Bransan 55 km (piste latérite)
Pour cette deuxième étape de contournement du parc du Niokolo Koba, nous attaquons les pistes en latérite en lisières de la frontière malienne.
À mi-journée nous ferons halte chez l’oncle de Yoro à Kayan. Voilà trois ans qu’ils ne s’étaient pas revus ni même entretenus. Émouvantes retrouvailles durant lesquelles un peu de crédit téléphonique et la visite d’un « fils » voyageur (comprenez Yoro) aura permis de rapprocher une famille dispersée. Et pourtant ces deux villages ne sont distants que de 150 km à peine.
Nous faisons étape à Bransan après plus de 50 km à avaler la poussière de latérite. Ici le village est mixte Peul et Malinké, on y trouve un chef de village pour chaque ethnie. Le diplomatie étant de mise, nous atterrissons chez le Malinké qui représente l’ethnie majoritaire. Peu importe, le sens de l’hospitalité reste identique.
Belli Wamédaka 65 km (piste latérite) et 1 projection
Troisième journée pour cette étape de liaison entre Kédougou et la zone de Tamba. Encore une soixantaine de kilomètres à « bouffer de la poussière ». Nous entrons dans les villages à chaque fois comme de drôles d’extraterrestres à pédales. Ici, on ne voit pas beaucoup de blancs, alors imaginez quand ils arrivent en vélo dans ce village où la première localité voisine se trouve à plus de 30km de piste. En attendant le chef du village, la foule s’amasse, nous observe jusqu’à ce qu’un adulte parlant le français vienne à nous : « excusez-nous mais ici, on ne voit jamais de blancs ! » oubliant même de serrer la main à Yoro. Comme à l’accoutumée, le chef de village nous accueille par un « soyez les bienvenus » (bismilamo en poular). Le temps d’aller faire un brin de toilette dans le marigot et la soirée arrive, apportant la douceur de la nuit.
De retour de l’école, les enfants jouent avec de drôles de machines roulantes rivalisant d’ingéniosité qui nous interpellent autant que le vélo cargo peut les interpeller.

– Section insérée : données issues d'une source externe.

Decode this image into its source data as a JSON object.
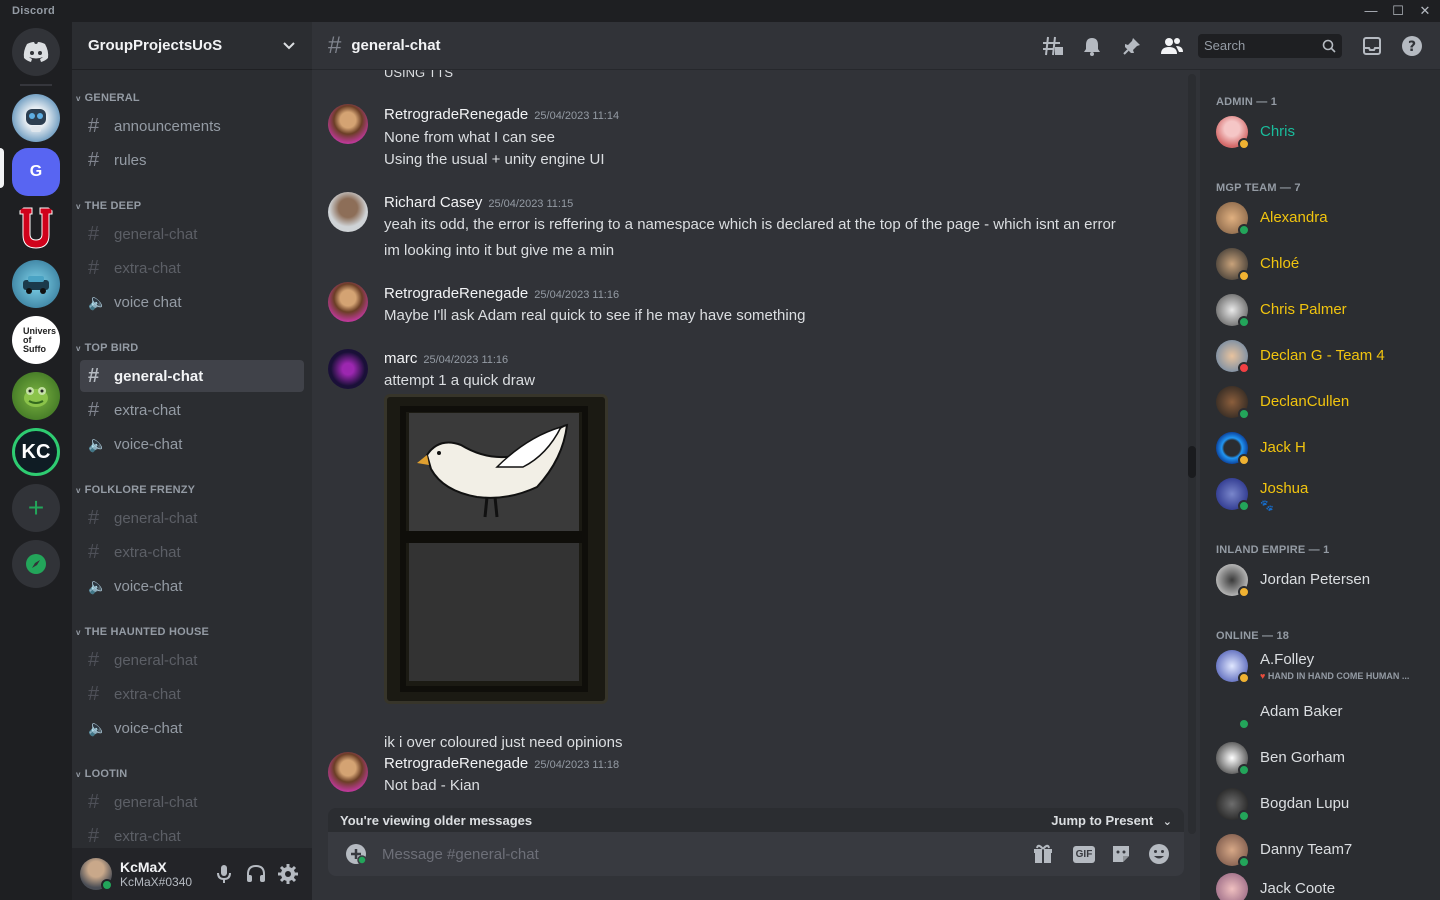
{
  "app": {
    "title": "Discord"
  },
  "server": {
    "name": "GroupProjectsUoS",
    "selected_icon_letter": "G",
    "uni_label": "Univers of Suffo",
    "kc_label": "KC"
  },
  "categories": [
    {
      "name": "GENERAL",
      "channels": [
        {
          "name": "announcements",
          "type": "text",
          "state": "normal"
        },
        {
          "name": "rules",
          "type": "text",
          "state": "normal"
        }
      ]
    },
    {
      "name": "THE DEEP",
      "channels": [
        {
          "name": "general-chat",
          "type": "text",
          "state": "muted"
        },
        {
          "name": "extra-chat",
          "type": "text",
          "state": "muted"
        },
        {
          "name": "voice chat",
          "type": "voice",
          "state": "normal"
        }
      ]
    },
    {
      "name": "TOP BIRD",
      "channels": [
        {
          "name": "general-chat",
          "type": "text",
          "state": "active"
        },
        {
          "name": "extra-chat",
          "type": "text",
          "state": "normal"
        },
        {
          "name": "voice-chat",
          "type": "voice",
          "state": "normal"
        }
      ]
    },
    {
      "name": "FOLKLORE FRENZY",
      "channels": [
        {
          "name": "general-chat",
          "type": "text",
          "state": "muted"
        },
        {
          "name": "extra-chat",
          "type": "text",
          "state": "muted"
        },
        {
          "name": "voice-chat",
          "type": "voice",
          "state": "normal"
        }
      ]
    },
    {
      "name": "THE HAUNTED HOUSE",
      "channels": [
        {
          "name": "general-chat",
          "type": "text",
          "state": "muted"
        },
        {
          "name": "extra-chat",
          "type": "text",
          "state": "muted"
        },
        {
          "name": "voice-chat",
          "type": "voice",
          "state": "normal"
        }
      ]
    },
    {
      "name": "LOOTIN",
      "channels": [
        {
          "name": "general-chat",
          "type": "text",
          "state": "muted"
        },
        {
          "name": "extra-chat",
          "type": "text",
          "state": "muted"
        }
      ]
    }
  ],
  "user": {
    "name": "KcMaX",
    "tag": "KcMaX#0340"
  },
  "channel": {
    "name": "general-chat"
  },
  "search": {
    "placeholder": "Search"
  },
  "messages": {
    "partial_top": "USING TTS",
    "m1": {
      "author": "RetrogradeRenegade",
      "time": "25/04/2023 11:14",
      "lines": [
        "None from what I can see",
        "Using the usual + unity engine UI"
      ]
    },
    "m2": {
      "author": "Richard Casey",
      "time": "25/04/2023 11:15",
      "lines": [
        "yeah its odd, the error is reffering to a namespace which is declared at the top of the page - which isnt an error",
        "im looking into it but give me a min"
      ]
    },
    "m3": {
      "author": "RetrogradeRenegade",
      "time": "25/04/2023 11:16",
      "lines": [
        "Maybe I'll ask Adam real quick to see if he may have something"
      ]
    },
    "m4": {
      "author": "marc",
      "time": "25/04/2023 11:16",
      "lines": [
        "attempt 1 a quick draw",
        "ik i over coloured just need opinions"
      ]
    },
    "m5": {
      "author": "RetrogradeRenegade",
      "time": "25/04/2023 11:18",
      "lines": [
        "Not bad - Kian"
      ]
    }
  },
  "older_bar": {
    "text": "You're viewing older messages",
    "jump": "Jump to Present"
  },
  "composer": {
    "placeholder": "Message #general-chat",
    "gif": "GIF"
  },
  "members": {
    "groups": [
      {
        "title": "ADMIN — 1"
      },
      {
        "title": "MGP TEAM — 7"
      },
      {
        "title": "INLAND EMPIRE — 1"
      },
      {
        "title": "ONLINE — 18"
      }
    ],
    "admin": [
      {
        "name": "Chris",
        "color": "#1abc9c",
        "status": "idle"
      }
    ],
    "mgp": [
      {
        "name": "Alexandra",
        "color": "#f1c40f",
        "status": "online"
      },
      {
        "name": "Chloé",
        "color": "#f1c40f",
        "status": "idle"
      },
      {
        "name": "Chris Palmer",
        "color": "#f1c40f",
        "status": "online"
      },
      {
        "name": "Declan G - Team 4",
        "color": "#f1c40f",
        "status": "dnd"
      },
      {
        "name": "DeclanCullen",
        "color": "#f1c40f",
        "status": "online"
      },
      {
        "name": "Jack H",
        "color": "#f1c40f",
        "status": "idle"
      },
      {
        "name": "Joshua",
        "color": "#f1c40f",
        "status": "online"
      }
    ],
    "inland": [
      {
        "name": "Jordan Petersen",
        "color": "#dbdee1",
        "status": "idle"
      }
    ],
    "online": [
      {
        "name": "A.Folley",
        "sub": "HAND IN HAND COME HUMAN ...",
        "color": "#dbdee1",
        "status": "idle"
      },
      {
        "name": "Adam Baker",
        "color": "#dbdee1",
        "status": "online"
      },
      {
        "name": "Ben Gorham",
        "color": "#dbdee1",
        "status": "online"
      },
      {
        "name": "Bogdan Lupu",
        "color": "#dbdee1",
        "status": "online"
      },
      {
        "name": "Danny Team7",
        "color": "#dbdee1",
        "status": "online"
      },
      {
        "name": "Jack Coote",
        "color": "#dbdee1",
        "status": "online"
      }
    ]
  }
}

Ce village est l’un des villages cibles que le chargé de développement de la Direction des Parcs nous avait suggéré. Nous convenons donc avec le chef de village d’y organiser le lendemain une projection débat autour du charbon de paille. Ainsi une journée de repos bien méritée se profile.
La fraîcheur de la nuit nous surprendra et nous obligera à déstocker nos sacs de couchage. Au petit matin, nous aurons la surprise de nous apercevoir que l’huile de cuisson transportée dans une petite bouteille s’est solidifiée. Curieux contraste entre la canicule du jour au delà des 40 degrés et cette fraîcheur matinale. La conjonction de cet écart climatique, d’une hygiène sommaire, d’une alimentation peu riche et variée et de la présence permanente de la poussière de latérite développe en permanence des pathologies surtout chez les plus jeunes : presque tous déambulent la morve au nez !
Combien de fois nous a-t-on sollicités pour des médicaments. Que ce soit pour un rhume, une toux, des maux de tête, mais aussi des cas bien plus dramatiques comme des abcès dentaires, du diabète, l’hypertension, des glaucomes, etc… Dans ces zones où la pauvreté est omniprésente, le blanc est trop souvent assimilé au médecin ou à une ONG quelconque venant construire puits ou écoles. Difficile parfois de dire que nous ne faisons « que » diffuser des idées… D’ailleurs, « le blanc » se dit ici « Toubab« , déformation du mot « Toubib » qui en arabe signifie « le médecin ». La population rurale ne dispose d’aucune source de revenu pour se soigner et quand bien même, aucun médicament n’est disponible. Ce matin c’est une jeune fille avec une conjonctivite que l’on nous présente. Avec nos moyens du bord, c’est-à-dire un peu de collyre, nous réussissons à lui décoller les paupières et nettoyer les yeux. Et c’est tant mieux car ce soir c’est les yeux grands ouverts qu’elle assiste à la projection.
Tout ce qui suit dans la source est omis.